Скобелев вызвал на дуэль одного из «болтунов». Дуэль состоялась, но окончилась безрезультатно, и Скобелев потребовал от самого Герштенцвейга признания его ошибки в экспедиции, грозя разоблачениями. Приятели дрались, и Герштенцвейг был ранен. Эта дуэль не прибавила доброжелателей Скобелеву, наоборот, большинство офицеров было на стороне его противника. После дуэли Михаилу Дмитриевичу не оставалось ничего другого, как уехать.

Начинается новый скитальческий период жизни Скобелева – опять Кавказ, затем Красноводск, следом почти годовой отпуск с прикомандированием к Главному штабу. Но офицерская карьера его продолжается. Через несколько месяцев он произведен в подполковники и назначен в штаб Московского округа, затем в Ставропольский полк командиром батальона.

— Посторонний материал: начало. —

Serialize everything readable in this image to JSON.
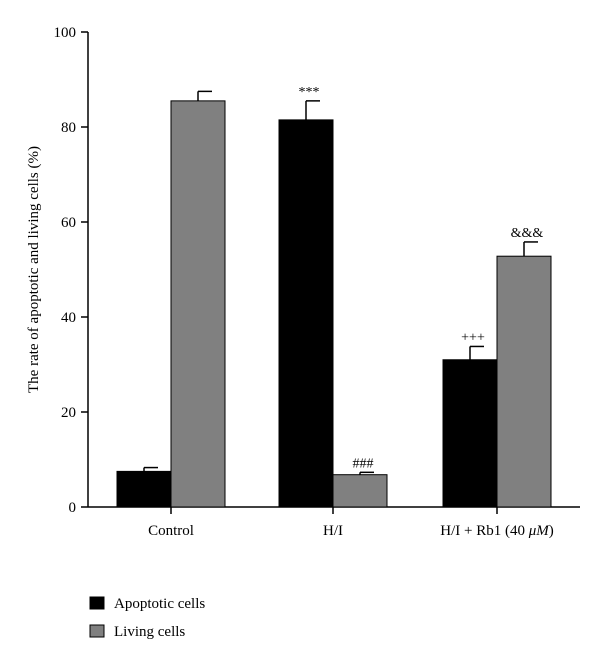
{
  "chart_data": {
    "type": "bar",
    "ylabel": "The rate of apoptotic and living cells (%)",
    "ylim": [
      0,
      100
    ],
    "yticks": [
      0,
      20,
      40,
      60,
      80,
      100
    ],
    "categories": [
      "Control",
      "H/I",
      "H/I + Rb1 (40 μM)"
    ],
    "category_label_parts": [
      {
        "text": "Control",
        "italic": ""
      },
      {
        "text": "H/I",
        "italic": ""
      },
      {
        "text": "H/I + Rb1 (40 ",
        "italic": "μM",
        "suffix": ")"
      }
    ],
    "series": [
      {
        "name": "Apoptotic cells",
        "color": "#000000",
        "values": [
          7.5,
          81.5,
          31.0
        ],
        "errors": [
          0.8,
          4.0,
          2.8
        ],
        "annotations": [
          "",
          "***",
          "+++"
        ]
      },
      {
        "name": "Living cells",
        "color": "#808080",
        "values": [
          85.5,
          6.8,
          52.8
        ],
        "errors": [
          2.0,
          0.5,
          3.0
        ],
        "annotations": [
          "",
          "###",
          "&&&"
        ]
      }
    ],
    "grid": false,
    "legend_position": "bottom-left"
  }
}
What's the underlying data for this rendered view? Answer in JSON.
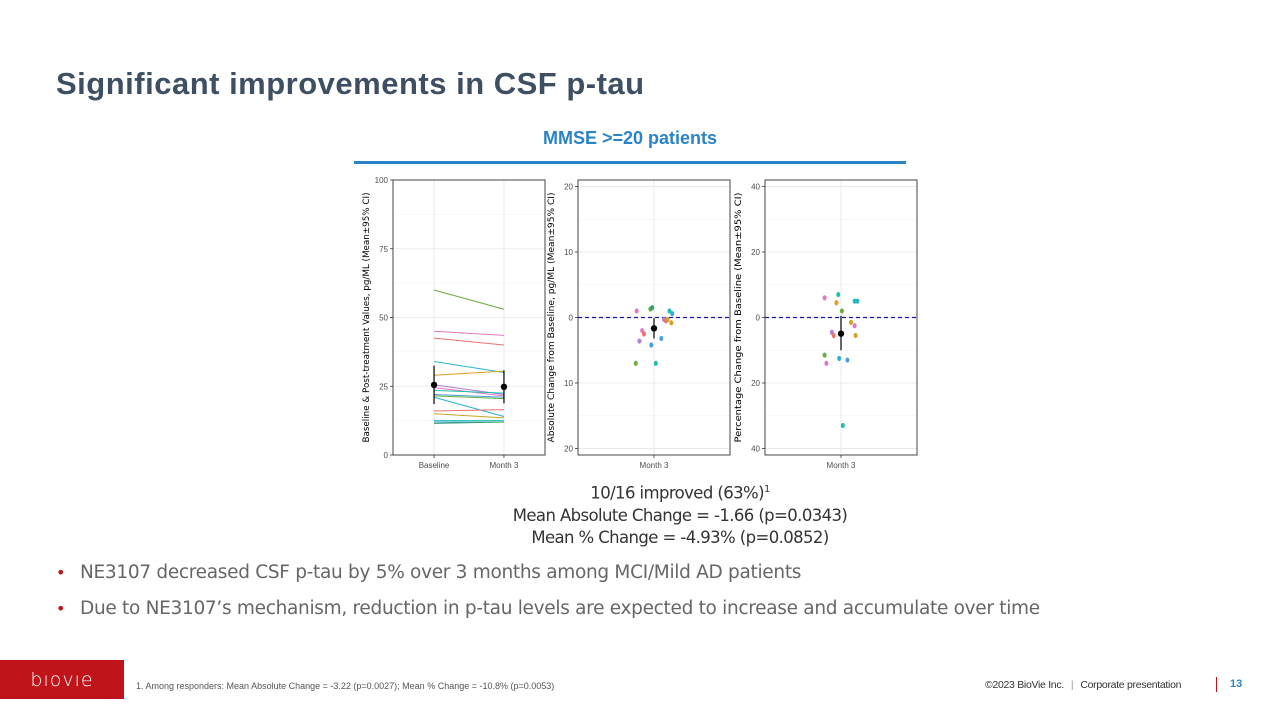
{
  "title": "Significant improvements in CSF p-tau",
  "subtitle": "MMSE >=20 patients",
  "summary": {
    "improved": "10/16 improved (63%)",
    "improved_sup": "1",
    "mean_abs": "Mean Absolute Change = -1.66 (p=0.0343)",
    "mean_pct": "Mean % Change = -4.93% (p=0.0852)"
  },
  "bullets": [
    "NE3107 decreased CSF p-tau by 5% over 3 months among MCI/Mild AD patients",
    "Due to NE3107’s mechanism, reduction in p-tau levels are expected to increase and accumulate over time"
  ],
  "footer": {
    "logo": "bıovıe",
    "footnote": "1. Among responders: Mean Absolute Change = -3.22 (p=0.0027); Mean % Change = -10.8% (p=0.0053)",
    "copyright": "©2023 BioVie Inc.",
    "separator": "|",
    "presentation": "Corporate presentation",
    "page": "13"
  },
  "colors": {
    "title": "#3f4f63",
    "accent_blue": "#2a83c8",
    "brand_red": "#c0141a",
    "zero_line": "#1a1aa6"
  },
  "chart_data": [
    {
      "type": "line",
      "ylabel": "Baseline & Post-treatment Values, pg/ML (Mean±95% CI)",
      "categories": [
        "Baseline",
        "Month 3"
      ],
      "ylim": [
        0,
        100
      ],
      "yticks": [
        "0",
        "25",
        "50",
        "75",
        "100"
      ],
      "grid": true,
      "series": [
        {
          "color": "#6aad3d",
          "values": [
            60,
            53
          ]
        },
        {
          "color": "#e377c2",
          "values": [
            45,
            43.5
          ]
        },
        {
          "color": "#f0706a",
          "values": [
            42.5,
            40
          ]
        },
        {
          "color": "#2bb0d4",
          "values": [
            34,
            30
          ]
        },
        {
          "color": "#d9a025",
          "values": [
            29,
            30.5
          ]
        },
        {
          "color": "#b07de0",
          "values": [
            25.5,
            22
          ]
        },
        {
          "color": "#e377c2",
          "values": [
            24.5,
            21.5
          ]
        },
        {
          "color": "#1fbfb0",
          "values": [
            23.5,
            22.5
          ]
        },
        {
          "color": "#4a9fe0",
          "values": [
            22,
            21
          ]
        },
        {
          "color": "#6aad3d",
          "values": [
            21.5,
            20.5
          ]
        },
        {
          "color": "#2bb0d4",
          "values": [
            21,
            14
          ]
        },
        {
          "color": "#f0706a",
          "values": [
            16,
            16.5
          ]
        },
        {
          "color": "#c9a227",
          "values": [
            15,
            13.5
          ]
        },
        {
          "color": "#1fbfb0",
          "values": [
            12.5,
            12.5
          ]
        },
        {
          "color": "#4a9fe0",
          "values": [
            12,
            12
          ]
        },
        {
          "color": "#2e9e6a",
          "values": [
            11.5,
            12
          ]
        }
      ],
      "summary_points": [
        {
          "x": "Baseline",
          "mean": 25.5,
          "ci": [
            18.5,
            32.5
          ]
        },
        {
          "x": "Month 3",
          "mean": 24.8,
          "ci": [
            18.8,
            30.8
          ]
        }
      ]
    },
    {
      "type": "scatter",
      "ylabel": "Absolute Change from Baseline, pg/ML (Mean±95% CI)",
      "categories": [
        "Month 3"
      ],
      "ylim": [
        -21,
        21
      ],
      "yticks": [
        "20",
        "10",
        "0",
        "10",
        "20"
      ],
      "ytick_values": [
        20,
        10,
        0,
        -10,
        -20
      ],
      "zero_line": true,
      "grid": true,
      "points": [
        {
          "x": -0.19,
          "y": 1,
          "color": "#e377c2"
        },
        {
          "x": -0.16,
          "y": -3.6,
          "color": "#b07de0"
        },
        {
          "x": -0.13,
          "y": -2,
          "color": "#e377c2"
        },
        {
          "x": -0.11,
          "y": -2.5,
          "color": "#f0706a"
        },
        {
          "x": -0.2,
          "y": -7,
          "color": "#6aad3d"
        },
        {
          "x": -0.04,
          "y": 1.3,
          "color": "#6aad3d"
        },
        {
          "x": -0.02,
          "y": 1.5,
          "color": "#2e9e6a"
        },
        {
          "x": -0.03,
          "y": -4.2,
          "color": "#4a9fe0"
        },
        {
          "x": 0.02,
          "y": -7,
          "color": "#1fbfb0"
        },
        {
          "x": 0.08,
          "y": -3.2,
          "color": "#4a9fe0"
        },
        {
          "x": 0.11,
          "y": -0.3,
          "color": "#b07de0"
        },
        {
          "x": 0.13,
          "y": -0.5,
          "color": "#f0706a"
        },
        {
          "x": 0.17,
          "y": 1,
          "color": "#1fbfb0"
        },
        {
          "x": 0.2,
          "y": 0.6,
          "color": "#2bb0d4"
        },
        {
          "x": 0.19,
          "y": -0.8,
          "color": "#d9a025"
        },
        {
          "x": 0.15,
          "y": -0.3,
          "color": "#c9a227"
        }
      ],
      "mean": {
        "x": 0,
        "y": -1.66,
        "ci": [
          -3.2,
          -0.1
        ]
      }
    },
    {
      "type": "scatter",
      "ylabel": "Percentage Change from Baseline (Mean±95% CI)",
      "categories": [
        "Month 3"
      ],
      "ylim": [
        -42,
        42
      ],
      "yticks": [
        "40",
        "20",
        "0",
        "20",
        "40"
      ],
      "ytick_values": [
        40,
        20,
        0,
        -20,
        -40
      ],
      "zero_line": true,
      "grid": true,
      "points": [
        {
          "x": -0.18,
          "y": 6,
          "color": "#e377c2"
        },
        {
          "x": -0.05,
          "y": 4.5,
          "color": "#d9a025"
        },
        {
          "x": -0.03,
          "y": 7,
          "color": "#1fbfb0"
        },
        {
          "x": 0.01,
          "y": 2,
          "color": "#6aad3d"
        },
        {
          "x": -0.1,
          "y": -4.5,
          "color": "#b07de0"
        },
        {
          "x": -0.08,
          "y": -5.5,
          "color": "#f0706a"
        },
        {
          "x": -0.18,
          "y": -11.5,
          "color": "#6aad3d"
        },
        {
          "x": -0.16,
          "y": -14,
          "color": "#e377c2"
        },
        {
          "x": -0.02,
          "y": -12.5,
          "color": "#2bb0d4"
        },
        {
          "x": 0.07,
          "y": -13,
          "color": "#4a9fe0"
        },
        {
          "x": 0.11,
          "y": -1.5,
          "color": "#c9a227"
        },
        {
          "x": 0.15,
          "y": -2.5,
          "color": "#e377c2"
        },
        {
          "x": 0.16,
          "y": -5.5,
          "color": "#d9a025"
        },
        {
          "x": 0.15,
          "y": 5,
          "color": "#1fbfb0"
        },
        {
          "x": 0.18,
          "y": 5,
          "color": "#2bb0d4"
        },
        {
          "x": 0.02,
          "y": -33,
          "color": "#1fbfb0"
        }
      ],
      "mean": {
        "x": 0,
        "y": -4.93,
        "ci": [
          -10,
          0.5
        ]
      }
    }
  ]
}
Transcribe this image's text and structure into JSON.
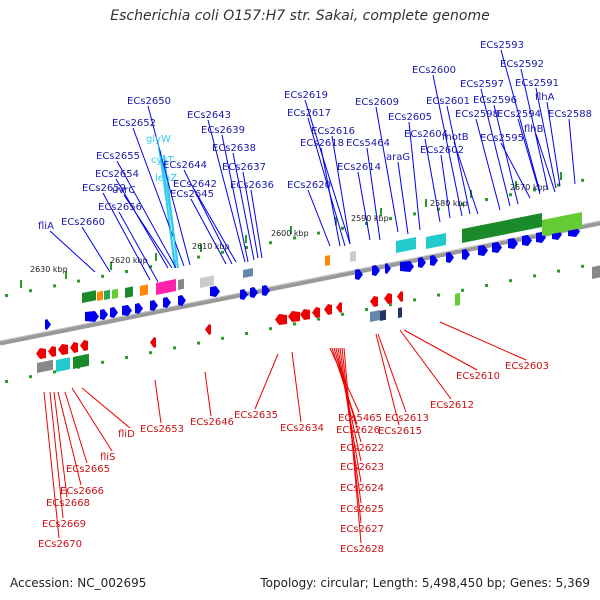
{
  "title": "Escherichia coli O157:H7 str. Sakai, complete genome",
  "accession": "Accession: NC_002695",
  "summary": "Topology: circular; Length: 5,498,450 bp; Genes: 5,369",
  "colors": {
    "backbone": "#888888",
    "forward_gene": "#0000ee",
    "reverse_gene": "#ee0000",
    "forward_label": "#1a1aa8",
    "reverse_label": "#c81414",
    "trna": "#33ccee",
    "tick": "#2a9a2a"
  },
  "kbp_ticks": [
    "2630 kbp",
    "2620 kbp",
    "2610 kbp",
    "2600 kbp",
    "2590 kbp",
    "2580 kbp",
    "2570 kbp"
  ],
  "forward_labels": [
    "ECs2650",
    "ECs2652",
    "glyW",
    "ECs2655",
    "cysT",
    "ECs2654",
    "leuZ",
    "uvrC",
    "ECs2659",
    "ECs2656",
    "fliA",
    "ECs2660",
    "ECs2643",
    "ECs2639",
    "ECs2638",
    "ECs2644",
    "ECs2637",
    "ECs2642",
    "ECs2645",
    "ECs2636",
    "ECs2619",
    "ECs2617",
    "ECs2616",
    "ECs2618",
    "ECs2620",
    "ECs2609",
    "ECs5464",
    "ECs2614",
    "araG",
    "ECs2605",
    "ECs2600",
    "ECs2601",
    "ECs2604",
    "ECs2602",
    "ECs2597",
    "ECs2598",
    "motB",
    "ECs2596",
    "ECs2593",
    "ECs2592",
    "ECs2591",
    "flhA",
    "ECs2594",
    "ECs2588",
    "flhB",
    "ECs2595"
  ],
  "reverse_labels": [
    "fliD",
    "ECs2653",
    "fliS",
    "ECs2665",
    "ECs2666",
    "ECs2668",
    "ECs2669",
    "ECs2670",
    "ECs2646",
    "ECs2635",
    "ECs2634",
    "ECs5465",
    "ECs2626",
    "ECs2622",
    "ECs2623",
    "ECs2624",
    "ECs2625",
    "ECs2627",
    "ECs2628",
    "ECs2613",
    "ECs2615",
    "ECs2612",
    "ECs2610",
    "ECs2603"
  ]
}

В это время началась подготовка к походу на Хиву. Скобелев никак не мог примириться с тем, что не участвует в нем: считал, что имеет полное на это право. Опыт двухлетнего пребывания в Туркестанском крае что-то значил.

Но прежде чем приступить к описанию этого похода, вспомним коротко историю присоединения Средней Азии (Туркестана) к России.

После поражения в Крымской войне 1853–1856 годов царское правительство было вынуждено временно отказаться от активной политики на Балканах и Ближнем Востоке и уделить больше внимания укреплению своих позиций в Средней Азии. Этому способствовали территориальная близость, а также экономическая обстановка, сложившаяся в Российской империи и среднеазиатских ханствах того периода. В то время как Россия все более твердо становилась на путь капиталистического развития, Средняя Азия все еще значительно отставала, сохраняя феодальные путы, являясь для России выгодным рынком сбыта промышленной продукции и перспективным источником сырья.

Несмотря на захватнические цели самодержавия, присоединение Средней Азии к России исторически объективно имело прогрессивное значение. На огромной территории было отменено рабство, прекращены разорительные и кровопролитные войны, феодальные раздоры, начали развиваться капиталистические отношения, население огромного региона вступили в тесное общение с русским народом и русской культурой.